Die räumliche Trennung von Verkehrsteilnehmern mit unterschiedlichen Geschwindigkeiten ist eine Grundregel der Verkehrswegeplanung. Existiert lediglich eine Wegführung, so sind Konflikte in Form von Kollisionen vorprogrammiert. Das trifft auch für das Aufeinandertreffen von Radfahrern mit Fußgängern zu. Im Sinne der Verkehrssicherheit ist deshalb deren Separierung erforderlich.

Befinden sich Rad- und Gehweg parallel geführt auf einer Ebene, muss zwischen diesen eine eindeutige Trennung erfolgen. In der DIN 32984‚ Bodenindikatoren im öffentlichen Raum‘ wird gefordert diese Trennung so zu gestalten, dass sie sowohl mit den Füßen als auch mit dem Langstock gut wahrnehmbar ist und sicher auch für den Radfahrer erkennbar. Kann hierfür nicht genügend Fläche zur Zwischenschaltung von Grünflächen bereitgestellt werden, muss dies durch einen mindestens 30 cm breiten Trennstreifen erfolgen, der sich durch seine Oberflächenstruktur und Leuchtdichte signifikant von den angrenzenden Belägen unterscheidet. Die Erkennbarkeit darf in diesem Fall ausdrücklich nicht durch herkömmliche Bodenindikatoren wie Rippen- oder Noppenplatten hergestellt werden, da hiervon andere Signalwirkungen ausgehen.

Maßblattvorschau RGT
Mit dem von Profilbeton neu entwickelten „Kasseler Rad-Gehweg-Trennstein“ werden die im Behindertengleichstellungsgesetz gestellten und mit dem DIN-Blatt präzisierten Anforderungen der Trennung voll erfüllt. Es handelt sich dabei um eine in beide Verkehrsflächen höhenmäßig direkt eingebundene, leicht nach oben gewölbte und mit besonderen asymmetrischen Rippen und Pyramidenstümpfen versehene Betonplatte von 30 cm Breite, die den hier sich begegnenden Verkehrsteilnehmern alle erforderlichen Informationen zur Verkehrssicherheit bietet. Er reiht sich zugleich ein in das von Profilbeton angebotene Gesamtsystem an Gestaltungs-
elementen für barrierefreie Mobilität.

Die Funktion der Richtungsorientierung mittels der asymmetrischen Rippen bietet dem Blinden die klare Erkennbarkeit der eigenen Position. Die dem Radweg zugewandte Struktur der Pyramidenstümpfe ist gefahrlos überollbar und erweckt gleichzeitig die Aufmerksamkeit der Radfahrer. Beide taktilen Strukturen verweisen in ihrer Gemeinsamkeit zudem mittels ihrer jeweils asymmetrischen und feingliedrigen Querschnittsstruktur auf den Charakter der Verkehrsartentrennung und machen außerdem deutlich, auf welcher Seite des taktilen Elementes sich der jeweilige Verkehrsteilnehmer befindet. Den sehtauglichen Fußgängern und ebenso den Radfahrern bietet der Trennstein neben seiner Erhabenheit mittels der sich abhebenden Leuchtdichte außer der Richtungsorientierung das optische Signal der Abgrenzung ihrer zugeordneten Verkehrswege und bietet gleichzeitig den geforderten Schutzabstand. Die Profilierung dieser Platte betont außerdem über ihre Erhabenheit bei deren Betreten bzw. Anfahren sehr deutlich die trennende Markierung.
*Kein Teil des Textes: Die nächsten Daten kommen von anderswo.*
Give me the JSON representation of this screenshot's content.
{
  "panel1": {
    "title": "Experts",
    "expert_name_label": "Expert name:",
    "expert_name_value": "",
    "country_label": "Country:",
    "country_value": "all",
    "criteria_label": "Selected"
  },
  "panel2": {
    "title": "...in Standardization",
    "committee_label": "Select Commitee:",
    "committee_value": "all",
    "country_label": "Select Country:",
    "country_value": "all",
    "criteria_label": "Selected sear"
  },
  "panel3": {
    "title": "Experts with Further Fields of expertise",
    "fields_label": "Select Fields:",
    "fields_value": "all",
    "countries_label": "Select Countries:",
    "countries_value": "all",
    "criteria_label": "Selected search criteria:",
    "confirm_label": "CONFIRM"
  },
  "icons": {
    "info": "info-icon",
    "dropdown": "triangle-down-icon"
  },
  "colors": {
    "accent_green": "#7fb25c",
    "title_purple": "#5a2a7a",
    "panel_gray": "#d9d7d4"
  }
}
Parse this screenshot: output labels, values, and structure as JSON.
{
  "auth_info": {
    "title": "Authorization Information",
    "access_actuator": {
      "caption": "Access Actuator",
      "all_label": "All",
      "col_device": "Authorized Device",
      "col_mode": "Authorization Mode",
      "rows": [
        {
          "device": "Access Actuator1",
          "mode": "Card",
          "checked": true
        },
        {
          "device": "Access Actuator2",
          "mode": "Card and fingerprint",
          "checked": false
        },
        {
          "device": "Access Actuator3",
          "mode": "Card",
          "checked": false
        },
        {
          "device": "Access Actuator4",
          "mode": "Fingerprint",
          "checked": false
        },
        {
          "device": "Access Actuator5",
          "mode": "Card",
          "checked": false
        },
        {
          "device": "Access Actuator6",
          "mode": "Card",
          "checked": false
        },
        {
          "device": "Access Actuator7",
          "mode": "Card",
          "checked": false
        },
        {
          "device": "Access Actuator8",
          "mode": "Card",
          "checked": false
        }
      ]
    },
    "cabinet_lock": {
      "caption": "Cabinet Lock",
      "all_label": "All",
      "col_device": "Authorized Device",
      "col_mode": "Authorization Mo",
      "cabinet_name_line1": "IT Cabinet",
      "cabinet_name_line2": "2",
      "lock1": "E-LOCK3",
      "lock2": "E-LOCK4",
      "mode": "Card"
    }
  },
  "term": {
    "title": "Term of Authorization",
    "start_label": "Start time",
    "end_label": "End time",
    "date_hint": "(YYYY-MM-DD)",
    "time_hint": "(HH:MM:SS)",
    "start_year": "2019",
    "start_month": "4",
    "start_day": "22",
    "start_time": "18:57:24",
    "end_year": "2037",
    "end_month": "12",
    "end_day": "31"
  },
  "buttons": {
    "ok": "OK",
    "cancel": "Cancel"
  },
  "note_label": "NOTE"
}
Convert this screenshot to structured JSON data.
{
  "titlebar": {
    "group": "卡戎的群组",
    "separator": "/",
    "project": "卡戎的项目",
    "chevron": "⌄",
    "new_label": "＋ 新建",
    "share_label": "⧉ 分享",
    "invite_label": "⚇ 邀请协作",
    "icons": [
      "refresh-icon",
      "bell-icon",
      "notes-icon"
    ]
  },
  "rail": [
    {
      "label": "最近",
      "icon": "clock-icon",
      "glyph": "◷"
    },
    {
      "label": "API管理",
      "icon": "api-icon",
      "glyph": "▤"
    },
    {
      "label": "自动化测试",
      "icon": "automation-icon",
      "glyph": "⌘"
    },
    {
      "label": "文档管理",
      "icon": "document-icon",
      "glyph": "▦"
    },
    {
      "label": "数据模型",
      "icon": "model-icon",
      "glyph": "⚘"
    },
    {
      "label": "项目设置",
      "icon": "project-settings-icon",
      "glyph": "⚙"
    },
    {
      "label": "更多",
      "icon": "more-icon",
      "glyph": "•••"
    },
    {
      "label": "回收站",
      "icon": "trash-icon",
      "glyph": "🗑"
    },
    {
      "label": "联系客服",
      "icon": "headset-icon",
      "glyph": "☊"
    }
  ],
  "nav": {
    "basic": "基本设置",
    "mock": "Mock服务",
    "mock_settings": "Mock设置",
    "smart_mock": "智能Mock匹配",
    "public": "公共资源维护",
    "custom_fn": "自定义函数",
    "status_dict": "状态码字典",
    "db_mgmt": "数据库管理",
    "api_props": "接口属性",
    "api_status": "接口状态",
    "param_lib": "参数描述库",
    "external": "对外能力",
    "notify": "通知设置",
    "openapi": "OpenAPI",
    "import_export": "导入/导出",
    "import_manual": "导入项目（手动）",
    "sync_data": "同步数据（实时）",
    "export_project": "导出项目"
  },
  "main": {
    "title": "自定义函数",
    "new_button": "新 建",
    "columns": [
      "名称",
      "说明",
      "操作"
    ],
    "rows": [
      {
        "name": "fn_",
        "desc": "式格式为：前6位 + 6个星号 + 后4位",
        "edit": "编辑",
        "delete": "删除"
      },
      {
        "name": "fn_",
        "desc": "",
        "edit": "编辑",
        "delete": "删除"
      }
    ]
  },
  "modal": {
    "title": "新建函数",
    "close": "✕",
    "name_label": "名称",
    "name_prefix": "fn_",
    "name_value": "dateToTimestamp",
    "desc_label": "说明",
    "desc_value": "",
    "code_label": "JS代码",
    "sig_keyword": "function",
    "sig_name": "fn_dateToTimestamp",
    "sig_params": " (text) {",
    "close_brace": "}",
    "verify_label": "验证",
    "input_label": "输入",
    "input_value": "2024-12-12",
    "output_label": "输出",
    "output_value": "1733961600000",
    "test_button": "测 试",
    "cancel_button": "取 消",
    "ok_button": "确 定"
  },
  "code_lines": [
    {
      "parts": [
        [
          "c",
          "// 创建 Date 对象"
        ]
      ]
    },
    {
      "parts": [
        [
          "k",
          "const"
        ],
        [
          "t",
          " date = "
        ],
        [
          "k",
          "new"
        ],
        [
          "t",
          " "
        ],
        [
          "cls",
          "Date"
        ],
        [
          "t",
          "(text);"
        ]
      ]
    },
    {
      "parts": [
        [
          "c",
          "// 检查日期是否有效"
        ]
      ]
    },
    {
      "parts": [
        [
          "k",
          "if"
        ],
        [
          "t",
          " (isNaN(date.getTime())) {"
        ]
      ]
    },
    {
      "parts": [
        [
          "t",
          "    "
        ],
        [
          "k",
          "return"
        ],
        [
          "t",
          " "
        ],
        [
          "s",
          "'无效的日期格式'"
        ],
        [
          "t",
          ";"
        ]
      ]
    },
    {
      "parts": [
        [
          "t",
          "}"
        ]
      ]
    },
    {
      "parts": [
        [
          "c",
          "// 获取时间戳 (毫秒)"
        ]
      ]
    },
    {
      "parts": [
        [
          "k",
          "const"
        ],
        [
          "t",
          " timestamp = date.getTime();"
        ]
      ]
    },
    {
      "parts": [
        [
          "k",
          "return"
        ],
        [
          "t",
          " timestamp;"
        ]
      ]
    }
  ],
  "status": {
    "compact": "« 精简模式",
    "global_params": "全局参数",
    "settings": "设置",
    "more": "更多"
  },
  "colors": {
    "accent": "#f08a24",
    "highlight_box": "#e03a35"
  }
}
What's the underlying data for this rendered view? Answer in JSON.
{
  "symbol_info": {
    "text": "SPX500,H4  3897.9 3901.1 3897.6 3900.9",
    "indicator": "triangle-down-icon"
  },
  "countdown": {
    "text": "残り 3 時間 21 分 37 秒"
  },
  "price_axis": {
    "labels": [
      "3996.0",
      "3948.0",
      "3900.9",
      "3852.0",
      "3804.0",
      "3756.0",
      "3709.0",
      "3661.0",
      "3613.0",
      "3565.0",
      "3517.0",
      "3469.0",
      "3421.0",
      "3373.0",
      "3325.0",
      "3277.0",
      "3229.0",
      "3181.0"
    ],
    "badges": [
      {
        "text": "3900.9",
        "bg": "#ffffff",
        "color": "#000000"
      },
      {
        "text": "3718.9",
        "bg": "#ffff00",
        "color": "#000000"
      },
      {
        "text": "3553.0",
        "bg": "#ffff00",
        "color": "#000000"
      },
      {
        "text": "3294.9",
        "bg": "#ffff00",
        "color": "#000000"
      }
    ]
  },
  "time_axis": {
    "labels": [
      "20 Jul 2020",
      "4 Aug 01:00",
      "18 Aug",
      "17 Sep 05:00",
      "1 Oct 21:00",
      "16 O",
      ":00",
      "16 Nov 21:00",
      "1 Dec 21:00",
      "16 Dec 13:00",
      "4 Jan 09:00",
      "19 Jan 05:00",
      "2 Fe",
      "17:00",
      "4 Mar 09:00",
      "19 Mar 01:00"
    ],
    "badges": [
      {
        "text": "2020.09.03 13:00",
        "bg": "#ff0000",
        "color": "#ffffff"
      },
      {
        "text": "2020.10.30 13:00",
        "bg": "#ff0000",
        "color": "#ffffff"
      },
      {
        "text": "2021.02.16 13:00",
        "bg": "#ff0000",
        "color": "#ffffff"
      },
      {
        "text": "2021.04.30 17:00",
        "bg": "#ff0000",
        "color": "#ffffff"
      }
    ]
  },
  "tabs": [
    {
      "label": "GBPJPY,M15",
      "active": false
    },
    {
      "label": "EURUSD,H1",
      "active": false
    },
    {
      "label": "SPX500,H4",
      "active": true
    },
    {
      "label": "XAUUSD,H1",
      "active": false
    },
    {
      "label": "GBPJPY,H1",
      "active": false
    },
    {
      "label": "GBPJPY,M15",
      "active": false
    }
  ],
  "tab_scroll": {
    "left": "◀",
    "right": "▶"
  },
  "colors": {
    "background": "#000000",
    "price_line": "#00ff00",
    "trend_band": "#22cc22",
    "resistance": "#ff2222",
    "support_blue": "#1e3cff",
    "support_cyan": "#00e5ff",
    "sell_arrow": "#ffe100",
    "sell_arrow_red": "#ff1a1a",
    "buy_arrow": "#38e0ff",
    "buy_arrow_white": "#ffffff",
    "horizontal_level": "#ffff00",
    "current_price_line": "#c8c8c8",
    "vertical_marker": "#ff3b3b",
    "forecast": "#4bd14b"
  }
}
Der „Kasseler Rad-Gehweg-Trennstein“ bietet neben seinem der filigranen Gestaltung geschuldeten hohen Informationsgehalt mit den abgerundeten Stirnseiten die besondere Überlegenheit einer schnittfreien Bogengestaltung in formschlüssiger Reihung. Die im Profil integrierte Quernut sichert außerdem den Nutzen der Querentwässerung.

Auf einer Teststrecke auf dem Firmengelände von Profilbeton konnten sich Sehbehinderte und Radfahrer von den Vorteilen dieses neuen taktilen Elementes bereits überzeugen. Die Zertifizierung DIN Barrierefrei ist bereits beauftragt.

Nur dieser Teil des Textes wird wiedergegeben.